One of few moments where “Punk” lives up to its title is “Stressed,” the highly-charged second track in which Thug trades angry bars with J. Cole. Where most of the record is cripplingly bound to the past struggles, this instance sees equally hungry-sounding MCs dig into the problems of the future. Young Thug sounds angry for once, spitting aggressive rhymes over a transcendent, 808-heavy backing track that wraps his fury in a thick coat of sonic slime. “I don’t wanna stress, But I can’t help it thinkin’ if I lose the rest,” he says, the “rest” being left calculatedly ambiguous. Is he talking about money? Properties? Lavish sports cars? No matter how disappointing his album, he could be talking about all three and then some. With the addition of an invigorated J. Cole warning us, through shouts, not to mess with him because he has a “baby to feed,” this sounds a lot more like a movement towards the next frontier, rather than a pondering of the past.
Sadly, the high points like these are too few and far between for “Punk” to be considered the revolutionary record it purported itself to be. Young Thug doesn’t have to worry about us. He has enough money to purchase a mansion for his mother, and a plot of land for his community while we’re stuck losing arguments with our retrospectively-minded parents about whose generation was most creative. Don’t show this album to your old folks at home, because you just might be stuck listening to both this and forty hours of Led Zeppelin.
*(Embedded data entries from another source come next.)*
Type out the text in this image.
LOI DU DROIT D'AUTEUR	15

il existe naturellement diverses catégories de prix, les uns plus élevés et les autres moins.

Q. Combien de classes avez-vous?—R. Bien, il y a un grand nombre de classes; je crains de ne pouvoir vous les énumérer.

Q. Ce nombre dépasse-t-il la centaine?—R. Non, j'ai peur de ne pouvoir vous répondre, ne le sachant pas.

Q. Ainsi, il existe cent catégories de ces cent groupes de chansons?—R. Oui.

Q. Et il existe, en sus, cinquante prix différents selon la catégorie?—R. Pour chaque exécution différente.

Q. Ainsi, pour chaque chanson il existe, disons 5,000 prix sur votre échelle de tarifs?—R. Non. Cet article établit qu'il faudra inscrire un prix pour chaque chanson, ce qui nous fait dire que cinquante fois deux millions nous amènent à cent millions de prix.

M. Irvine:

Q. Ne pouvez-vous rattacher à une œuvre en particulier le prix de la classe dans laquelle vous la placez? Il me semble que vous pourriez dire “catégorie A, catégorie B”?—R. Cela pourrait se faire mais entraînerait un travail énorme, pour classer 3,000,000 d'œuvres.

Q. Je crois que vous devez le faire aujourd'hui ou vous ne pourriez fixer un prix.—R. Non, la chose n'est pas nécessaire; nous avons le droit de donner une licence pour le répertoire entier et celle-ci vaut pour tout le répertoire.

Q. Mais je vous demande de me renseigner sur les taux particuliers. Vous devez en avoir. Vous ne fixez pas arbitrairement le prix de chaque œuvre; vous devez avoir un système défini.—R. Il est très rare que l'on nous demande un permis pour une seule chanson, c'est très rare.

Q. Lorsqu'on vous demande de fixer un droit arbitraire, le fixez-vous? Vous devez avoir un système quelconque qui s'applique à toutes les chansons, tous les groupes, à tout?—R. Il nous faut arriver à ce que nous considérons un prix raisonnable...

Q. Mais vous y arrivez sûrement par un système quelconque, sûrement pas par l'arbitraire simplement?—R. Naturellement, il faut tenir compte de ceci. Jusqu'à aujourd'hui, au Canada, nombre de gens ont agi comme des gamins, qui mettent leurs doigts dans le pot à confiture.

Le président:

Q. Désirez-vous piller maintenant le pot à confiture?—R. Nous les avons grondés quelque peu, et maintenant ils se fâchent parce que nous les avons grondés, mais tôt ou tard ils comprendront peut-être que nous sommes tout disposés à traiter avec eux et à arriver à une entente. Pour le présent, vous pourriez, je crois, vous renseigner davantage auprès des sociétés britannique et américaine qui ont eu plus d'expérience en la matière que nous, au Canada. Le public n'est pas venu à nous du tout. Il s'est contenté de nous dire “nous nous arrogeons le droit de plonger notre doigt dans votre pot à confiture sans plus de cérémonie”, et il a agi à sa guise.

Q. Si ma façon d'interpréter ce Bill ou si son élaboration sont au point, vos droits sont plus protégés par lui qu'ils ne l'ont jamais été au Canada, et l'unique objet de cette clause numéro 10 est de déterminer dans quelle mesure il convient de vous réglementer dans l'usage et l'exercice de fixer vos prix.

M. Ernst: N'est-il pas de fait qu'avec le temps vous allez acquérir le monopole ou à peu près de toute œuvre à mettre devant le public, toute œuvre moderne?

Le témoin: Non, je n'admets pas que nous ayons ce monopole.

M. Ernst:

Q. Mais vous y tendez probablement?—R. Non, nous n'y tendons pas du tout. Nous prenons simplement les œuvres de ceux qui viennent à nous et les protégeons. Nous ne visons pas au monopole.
It’s not like we don’t know what we’re up against. One time in my junior year of high school, I was walking to class in a “Wish You Were Here” long-sleeve when my ninth grade art teacher quizzically asked me if I “really knew” the band plastered across my chest. I remember wanting, in that moment, something that I could check him on, a basis upon which I could prove that he was the outsider to the ever-changing musical climate. “Punk” is one more reminder that my ninth grade art teacher—along with many of our old-head friends and parents—is probably still out there, enjoying the last laugh while Young Thug counts his money.